Fig. 7. Role of SREBF1 in the astroglial commitment/differentiation of hiPSC-NSCs.

A Western blot analyses showing truncated immature (iSREBP1) and mature (mSREBP1) proteins in SREBP1-deficient hiPSCs (clones 8, 15, 34). Full-length iSREBP1 and mSREBP1 were detected in control hiPSCs (Cas9-only and HD1.3) and HeLa cells (expressing high SREBF1 levels). Calnexin (CLX) has been used as a housekeeping protein. B SREBP1 activity evaluated in SREBP1-deficient (SREBP1-def), and Cas9-only treated hiPSCs. Two-tailed Mann-Whitney test: **p < 0.01 (n = 3 biological replicates/clone). C PCA plot of RNA-seq data collected in SREBP1-deficient and Cas9-only treated hiPSCs, hiPSC-NSCs and differentiated cultures (day 7 and day 14 of differentiation) (n = 3 replicates/time-point/clone). D Heatmap showing the expression levels of master regulators of pluripotency and neural commitment in SREBP1-deficient and Cas9-only hiPSCs and hiPSC-NSCs. Colour scale indicates the relative fold change of normalized expression levels in each sample (blue, low; red, high).
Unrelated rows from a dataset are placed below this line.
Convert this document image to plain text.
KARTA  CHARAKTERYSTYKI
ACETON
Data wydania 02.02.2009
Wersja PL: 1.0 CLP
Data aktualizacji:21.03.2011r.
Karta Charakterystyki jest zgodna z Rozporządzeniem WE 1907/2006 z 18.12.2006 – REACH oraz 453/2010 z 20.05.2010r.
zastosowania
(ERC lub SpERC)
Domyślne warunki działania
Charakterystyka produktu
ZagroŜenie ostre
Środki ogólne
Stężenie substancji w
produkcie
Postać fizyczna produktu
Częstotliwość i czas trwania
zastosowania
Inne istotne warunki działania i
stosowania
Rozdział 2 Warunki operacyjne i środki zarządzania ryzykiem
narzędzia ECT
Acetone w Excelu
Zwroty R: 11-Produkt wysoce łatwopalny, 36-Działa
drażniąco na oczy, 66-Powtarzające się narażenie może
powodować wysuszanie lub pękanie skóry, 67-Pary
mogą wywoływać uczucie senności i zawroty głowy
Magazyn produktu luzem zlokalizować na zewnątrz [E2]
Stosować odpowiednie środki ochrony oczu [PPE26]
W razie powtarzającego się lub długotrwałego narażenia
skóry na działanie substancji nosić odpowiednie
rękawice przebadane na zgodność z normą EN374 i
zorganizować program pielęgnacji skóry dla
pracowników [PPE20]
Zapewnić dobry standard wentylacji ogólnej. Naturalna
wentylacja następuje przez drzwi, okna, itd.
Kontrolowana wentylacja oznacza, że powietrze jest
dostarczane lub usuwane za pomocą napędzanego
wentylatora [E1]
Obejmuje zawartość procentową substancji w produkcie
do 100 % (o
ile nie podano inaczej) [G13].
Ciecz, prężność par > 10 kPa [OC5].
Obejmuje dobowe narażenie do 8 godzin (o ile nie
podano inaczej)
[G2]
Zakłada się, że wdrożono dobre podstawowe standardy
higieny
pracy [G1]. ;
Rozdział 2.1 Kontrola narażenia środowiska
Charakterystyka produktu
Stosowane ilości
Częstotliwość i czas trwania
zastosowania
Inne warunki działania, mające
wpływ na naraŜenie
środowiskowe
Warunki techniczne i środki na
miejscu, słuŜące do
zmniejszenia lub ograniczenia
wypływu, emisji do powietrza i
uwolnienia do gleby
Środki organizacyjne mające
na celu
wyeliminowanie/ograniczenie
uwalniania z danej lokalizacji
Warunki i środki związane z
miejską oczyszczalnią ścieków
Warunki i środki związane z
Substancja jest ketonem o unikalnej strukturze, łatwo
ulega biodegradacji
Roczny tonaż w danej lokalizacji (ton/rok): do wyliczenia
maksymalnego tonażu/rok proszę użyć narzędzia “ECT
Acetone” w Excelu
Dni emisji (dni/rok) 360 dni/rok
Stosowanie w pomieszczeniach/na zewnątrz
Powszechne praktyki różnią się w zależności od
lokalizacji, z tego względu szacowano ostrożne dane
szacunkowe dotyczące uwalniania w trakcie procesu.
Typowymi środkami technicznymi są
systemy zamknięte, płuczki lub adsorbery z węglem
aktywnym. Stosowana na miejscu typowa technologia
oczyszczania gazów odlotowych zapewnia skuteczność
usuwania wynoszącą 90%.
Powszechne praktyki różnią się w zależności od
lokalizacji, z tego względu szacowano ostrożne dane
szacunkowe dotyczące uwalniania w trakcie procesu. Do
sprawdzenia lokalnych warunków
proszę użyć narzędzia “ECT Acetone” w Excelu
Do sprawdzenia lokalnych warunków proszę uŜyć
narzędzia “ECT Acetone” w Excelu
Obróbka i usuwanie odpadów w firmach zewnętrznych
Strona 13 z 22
E Heatmap of sample-to-sample distance among RNA-seq samples of SREBP1-deficient and Cas9-only hiPSCs and hiPSC-NSCs; Embryonic Stem Cells (ESCs; line H1_ESC^, and line ESC); ESC-derived neuroepithelial cells (NE) and early (ERG), middle (MRG), and late (LRG) radial glia cells. F Annexin V/7-AAD FACS analysis to evaluate the percentage of living and apoptotic cells in SREBP1-deficient and Cas9-only hiPSC-NSCs (n = 3 biological replicates/clone). G FACS cell proliferation assay of SREBP1-deficient and Cas9-only hiPSC-NSCs. H Bar plot reporting the quantification of cells expressing the astrocyte (GFAP and S100β) and neuronal (MAP2) markers in mixed glia/neuron cultures (7 and 14 days of differentiation) derived from SREBP1-deficient and Cas9-only hiPSC-NSCs. Two-tailed Mann-Whitney test: **p < 0.01; ***p < 0.001 (n = 3–4 biological replicates/clone). I Representative immunofluorescence images of GFAP⁺ (green) and S100β⁺ (red) astrocytes in mixed glia^/neuron cultures (14 days of differentiation). Nuclei are stained with HOECHST (blue). J Bar plot reporting the quantification of the engrafted cells (hNuclei⁺, hMito⁺ or STEM121⁺) expressing the cell^-specific markers (S100β: astrocytes, GSTπ: oligodendrocytes, β-tubulin III: neurons) at 1.5-months post-transplant in immunodeficient mice treated with SREBP1-deficient and Cas9-only hiPSC-NSCs. Each dot represents one mouse. Two-tailed Mann-Whitney test: **p < 0.01. A–J Data are presented as mean values ± SEM. Source data are provided as a Source Data file.